As part of its continuing goal to provide next day delivery on large home and garden items, Sears opened its Jacksonville, Fla., direct distribution center in May 2008. With seven-day shipping, consistent, reliable communications was critical in order to coordinate the large volume of products that went through receiving and shipping on a daily basis.
MOTOTRBO digital radios are used to enable the entire warehouse to talk radio to radio without a repeater; the crisp audio enables conversation even in the noisy environment; and the long lasting batteries last through multiple shifts for increased productivity.
In May 2008, Sears Holding Corp. opened its newest direct distribution center (DDC) in Jacksonville, Fla. The new 812,000-square-foot warehouse is the distribution point for home appliances, tractors, televisions and other large items to local warehouses for more than 112 Sears and Kmart stores in Florida, Georgia, South Carolina, the Virgin Islands and Puerto Rico.
"This facility will allow Sears to expand our appliance distribution capabilities and moves us closer to our goal of becoming more effective and efficient," said Jim Mixon, senior vice president of supply chain and operations for Sears Holdings, in an interview with the Jacksonville Business Journal.
The new facility, located on 130 acres in the NorthPoint Industrial Park, consolidated two smaller warehouses that Sears Holdings operated in Jacksonville. With a new facility and a larger, busier warehouse to manage, Sears DDC Facilities Manager, Mike Harbert, began looking for a communications system that would be better suited to the environment.
Harbert found that the company's existing radios did not provide the audio quality required in the noisy warehouse environment, or the battery life needed to last through an entire shift.
"The problem with the batteries was that we ran three shifts and we shared the radios from shift to shift," Harbert says. "The guys knew that when they came in, the battery would be dead in a couple of hours, so they switched out the battery at the beginning of their shift even though it had another couple of hours on it."
Because the batteries were not completely discharged before recharging, memory effect shortened the life of the batteries even further, and eventually even the fresh batteries wouldn't last an entire shift. While the existing communications the Sears DDC staff had been using were sufficient in the older smaller warehouses, they were limited. Once the operations moved to the much larger warehouse, they quickly realized better communications, clearer audio, and longer lasting batteries would be required.
Harbert worked with Hasty's Communications, a Motorola authorized dealer, to recommend a solution. Mathews recommended MOTOTRBO radios based on Sears DDC's existing environment and loaned Harbert some radios to try them out for himself. The digital radios' enhanced audio, featuring background noise suppression, was especially was especially attractive to Harbert to deliver clear audio, even when standing next to the noise generated by the large diesel trucks.

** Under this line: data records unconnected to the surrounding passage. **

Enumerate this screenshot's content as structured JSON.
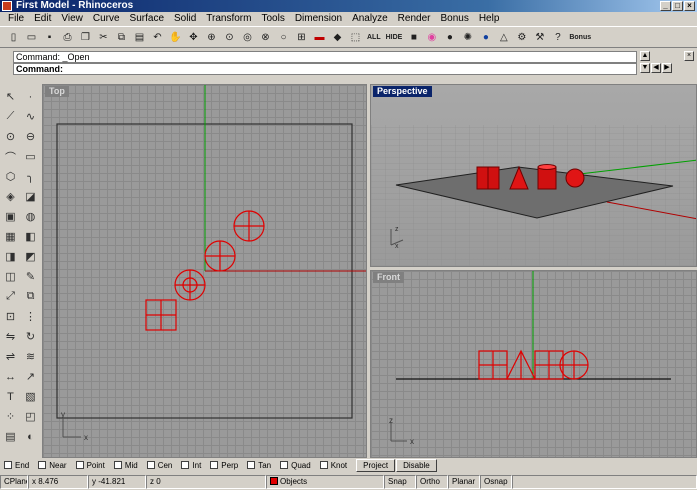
{
  "window": {
    "title": "First Model - Rhinoceros",
    "buttons": [
      "_",
      "□",
      "×"
    ]
  },
  "menu": [
    "File",
    "Edit",
    "View",
    "Curve",
    "Surface",
    "Solid",
    "Transform",
    "Tools",
    "Dimension",
    "Analyze",
    "Render",
    "Bonus",
    "Help"
  ],
  "toolbar": {
    "all_label": "ALL",
    "hide_label": "HIDE",
    "bonus_label": "Bonus"
  },
  "command": {
    "history": "Command: _Open",
    "prompt": "Command:"
  },
  "viewports": {
    "top": "Top",
    "perspective": "Perspective",
    "front": "Front"
  },
  "axis_labels": {
    "x": "x",
    "y": "y",
    "z": "z"
  },
  "osnap": {
    "items": [
      "End",
      "Near",
      "Point",
      "Mid",
      "Cen",
      "Int",
      "Perp",
      "Tan",
      "Quad",
      "Knot"
    ],
    "project": "Project",
    "disable": "Disable"
  },
  "status": {
    "cplane": "CPlane",
    "x": "x 8.476",
    "y": "y -41.821",
    "z": "z 0",
    "layer": "Objects",
    "snap": "Snap",
    "ortho": "Ortho",
    "planar": "Planar",
    "osnap": "Osnap"
  },
  "colors": {
    "object": "#e00000",
    "x_axis": "#b00000",
    "y_axis": "#00a000",
    "active_label": "#0a246a"
  }
}
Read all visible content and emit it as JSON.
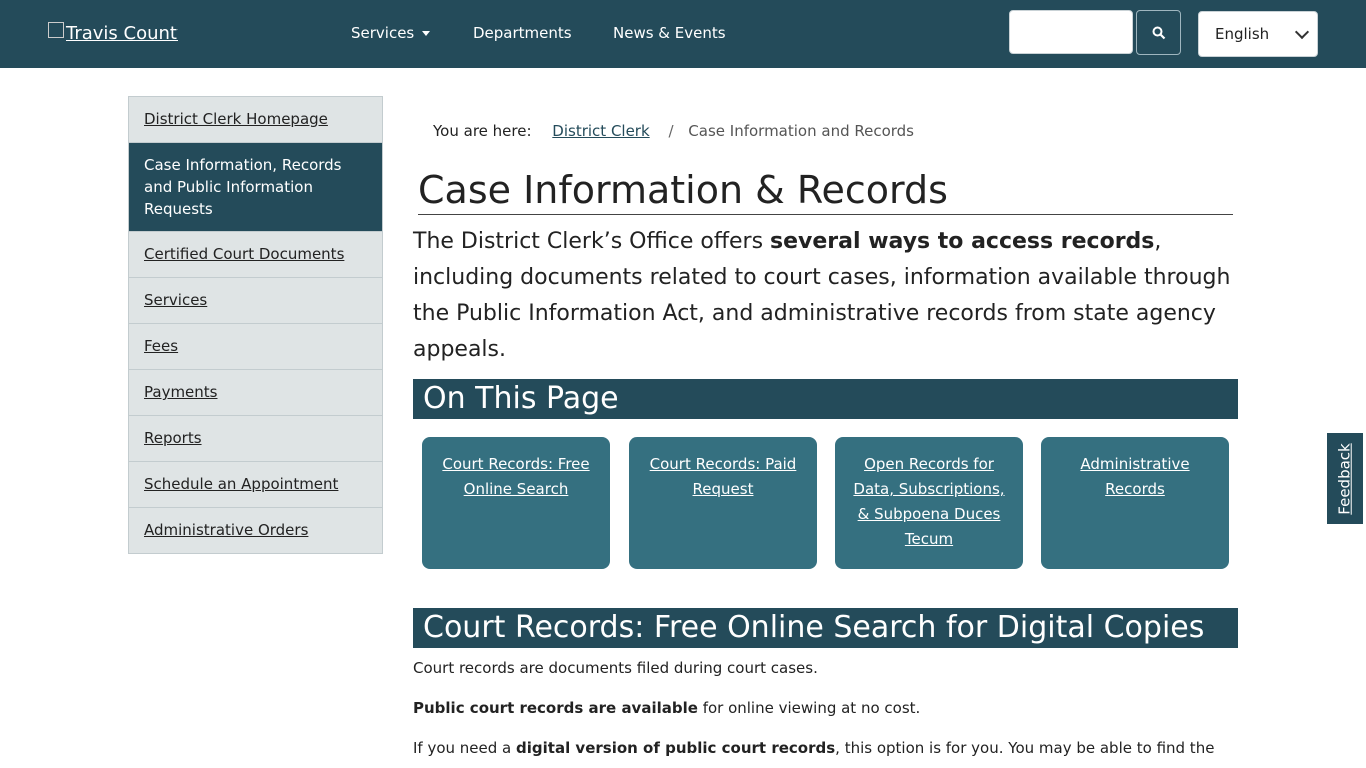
{
  "header": {
    "logo_alt": "Travis County",
    "nav": [
      "Services",
      "Departments",
      "News & Events"
    ],
    "search_placeholder": "",
    "language": "English"
  },
  "sidebar": {
    "items": [
      {
        "label": "District Clerk Homepage",
        "active": false
      },
      {
        "label": "Case Information, Records and Public Information Requests",
        "active": true
      },
      {
        "label": "Certified Court Documents",
        "active": false
      },
      {
        "label": "Services",
        "active": false
      },
      {
        "label": "Fees",
        "active": false
      },
      {
        "label": "Payments",
        "active": false
      },
      {
        "label": "Reports",
        "active": false
      },
      {
        "label": "Schedule an Appointment",
        "active": false
      },
      {
        "label": "Administrative Orders",
        "active": false
      }
    ]
  },
  "breadcrumb": {
    "prefix": "You are here:",
    "parent": "District Clerk",
    "separator": "/",
    "current": "Case Information and Records"
  },
  "main": {
    "title": "Case Information & Records",
    "intro_pre": "The District Clerk’s Office offers ",
    "intro_bold": "several ways to access records",
    "intro_post": ", including documents related to court cases, information available through the Public Information Act, and administrative records from state agency appeals.",
    "on_this_page": "On This Page",
    "cards": [
      "Court Records: Free Online Search",
      "Court Records: Paid Request",
      "Open Records for Data, Subscriptions, & Subpoena Duces Tecum",
      "Administrative Records"
    ],
    "section2_title": "Court Records: Free Online Search for Digital Copies",
    "p1": "Court records are documents filed during court cases.",
    "p2_bold": "Public court records are available",
    "p2_rest": " for online viewing at no cost.",
    "p3_pre": "If you need a ",
    "p3_bold": "digital version of public court records",
    "p3_rest": ", this option is for you. You may be able to find the"
  },
  "feedback": "Feedback",
  "colors": {
    "header": "#244b5a",
    "card": "#357080",
    "sidebar_bg": "#dfe4e5"
  }
}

"The radios worked well and the audio was so crystal clear that even though the background was noisy, it was like the person you were talking to was standing right next to you," Harbert says.
Harbert also liked the fact that, in spite of the warehouse's large size and structure, he would not need to purchase repeaters. "We talk radio to radio and I haven't found a place in the warehouse or throughout the 45 to 50 acre area where we can't talk to each other," he says. "I've actually been down the street about a half mile or so and was able to call back to the building with no problem."
As Hurricane Fay slowly made its way through Florida toward Jacksonville in mid August, Harbert and his team began preparing the facility and grounds for a direct hit. Once again, the MOTOTRBO radios provided clear communications and, equally important, long-lasting batteries that kept communications available.
"We lost power early on and switched to our large UPS systems in the data room to keep our crucial data equipment running," recalls Harbert. "The nice thing about the radios was that after our cell phone batteries began dying, we were still able to keep communicating with the MOTOTRBOs due to their long-lasting batteries."
Between the rapid IMPRES battery charger and the control process Harbert instituted that maintains both battery inventory and user accountability, the batteries have lasted even longer than expected.
According to Harbert, he can now easily keep the radios operating through long shifts with half the spare inventory required by the old radios.
With longer talk time, clearer audio delivery, and the ruggedness that meets military standards for durability and reliability, MOTOTRBO radios offer a private, cost-effective solution that can be tailored to meet unique coverage and feature needs.